One vital point: You can expand your personal envelope by deliberate practice under controlled conditions. Once you adopt a new limit, however, your skills begin to atrophy unless you continue to practice the level of performance you attained to earn that new limit. Six months or so after you build up to a new level, if you’ve not maintained that sharper skill with practice it will be as if you never attained it at all. That’s why many pilots need to study and practice to be able to pass a flight review, when they were able to perform to certificate standards on their last review or check ride—skills erode.

So how do you safely expand your personal envelope—gain comfort with better performance and utility—without exposing yourself or your passengers to undue risk?

  • Know and document your current personal envelope.
  • Fly to remain within your personal envelope.
  • Deliberately train to expand your personal envelope in a controlled manner.
  • Adjust your personal limits toward greater conservatism as time erodes the effects of your training.
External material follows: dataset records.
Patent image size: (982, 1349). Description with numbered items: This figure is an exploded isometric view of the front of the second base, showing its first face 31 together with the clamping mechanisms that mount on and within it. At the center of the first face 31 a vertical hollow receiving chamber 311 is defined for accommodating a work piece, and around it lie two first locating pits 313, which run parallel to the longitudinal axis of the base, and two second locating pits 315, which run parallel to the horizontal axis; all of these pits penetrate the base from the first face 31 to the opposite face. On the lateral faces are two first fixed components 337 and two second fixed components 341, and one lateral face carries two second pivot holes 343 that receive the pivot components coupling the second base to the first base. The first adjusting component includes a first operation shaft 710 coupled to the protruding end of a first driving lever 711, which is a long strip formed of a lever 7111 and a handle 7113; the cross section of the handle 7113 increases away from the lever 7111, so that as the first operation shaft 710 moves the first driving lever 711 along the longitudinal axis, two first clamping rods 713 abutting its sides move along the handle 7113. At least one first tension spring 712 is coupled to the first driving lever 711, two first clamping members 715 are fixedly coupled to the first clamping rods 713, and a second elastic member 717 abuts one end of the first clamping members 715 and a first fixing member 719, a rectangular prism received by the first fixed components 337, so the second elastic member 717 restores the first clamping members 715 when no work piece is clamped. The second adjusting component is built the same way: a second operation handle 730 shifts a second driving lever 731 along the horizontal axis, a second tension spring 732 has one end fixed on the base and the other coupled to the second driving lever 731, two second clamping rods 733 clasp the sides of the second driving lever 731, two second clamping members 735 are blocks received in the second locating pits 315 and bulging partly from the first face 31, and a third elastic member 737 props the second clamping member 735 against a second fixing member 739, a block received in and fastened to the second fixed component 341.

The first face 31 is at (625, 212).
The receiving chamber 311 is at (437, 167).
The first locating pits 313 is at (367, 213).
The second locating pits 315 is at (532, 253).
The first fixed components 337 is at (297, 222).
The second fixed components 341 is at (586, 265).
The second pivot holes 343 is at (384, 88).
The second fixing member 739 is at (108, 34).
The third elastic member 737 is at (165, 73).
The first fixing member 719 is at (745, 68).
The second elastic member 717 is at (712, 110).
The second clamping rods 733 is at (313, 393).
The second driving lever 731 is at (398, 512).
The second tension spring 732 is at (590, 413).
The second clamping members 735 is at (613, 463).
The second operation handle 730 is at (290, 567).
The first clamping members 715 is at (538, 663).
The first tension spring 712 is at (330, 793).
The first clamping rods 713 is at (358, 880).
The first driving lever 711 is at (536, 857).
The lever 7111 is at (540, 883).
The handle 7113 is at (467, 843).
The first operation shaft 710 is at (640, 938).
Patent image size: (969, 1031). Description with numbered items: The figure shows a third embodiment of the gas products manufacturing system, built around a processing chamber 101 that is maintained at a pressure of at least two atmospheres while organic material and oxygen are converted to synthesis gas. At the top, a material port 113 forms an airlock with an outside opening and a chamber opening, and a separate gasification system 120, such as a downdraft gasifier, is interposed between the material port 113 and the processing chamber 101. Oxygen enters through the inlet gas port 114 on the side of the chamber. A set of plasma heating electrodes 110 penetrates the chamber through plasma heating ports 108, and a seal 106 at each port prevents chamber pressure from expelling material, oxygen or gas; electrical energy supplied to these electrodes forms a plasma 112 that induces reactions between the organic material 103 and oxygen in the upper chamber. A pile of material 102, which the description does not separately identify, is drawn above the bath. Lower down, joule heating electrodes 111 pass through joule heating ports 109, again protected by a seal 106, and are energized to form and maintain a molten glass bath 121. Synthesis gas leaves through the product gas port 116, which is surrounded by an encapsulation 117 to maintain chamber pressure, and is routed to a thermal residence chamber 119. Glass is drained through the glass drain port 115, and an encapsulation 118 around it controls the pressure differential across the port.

Never intentionally fly outside the conditions in which you feel you can confidently determine the safe outcome. Always fly within an established and ever-changing personal envelope.

2 COMMENTS

  1. Confession regarding limitation of pilot ability is utmost. When a pilot knows to what level he can under take mission. More so, if he feels that he is to get some training with instructor or want to refresh some flying procedures. He should be asking and also avoid making ego issues. Confession is much better than collision I guess.

  2. My main concern flying is engine failure …even so, I am reluctant to practice solo as I have seen several aircraft crash whilst doing forced landing practice. I usually wait for my BFR. and hope it won’t happen.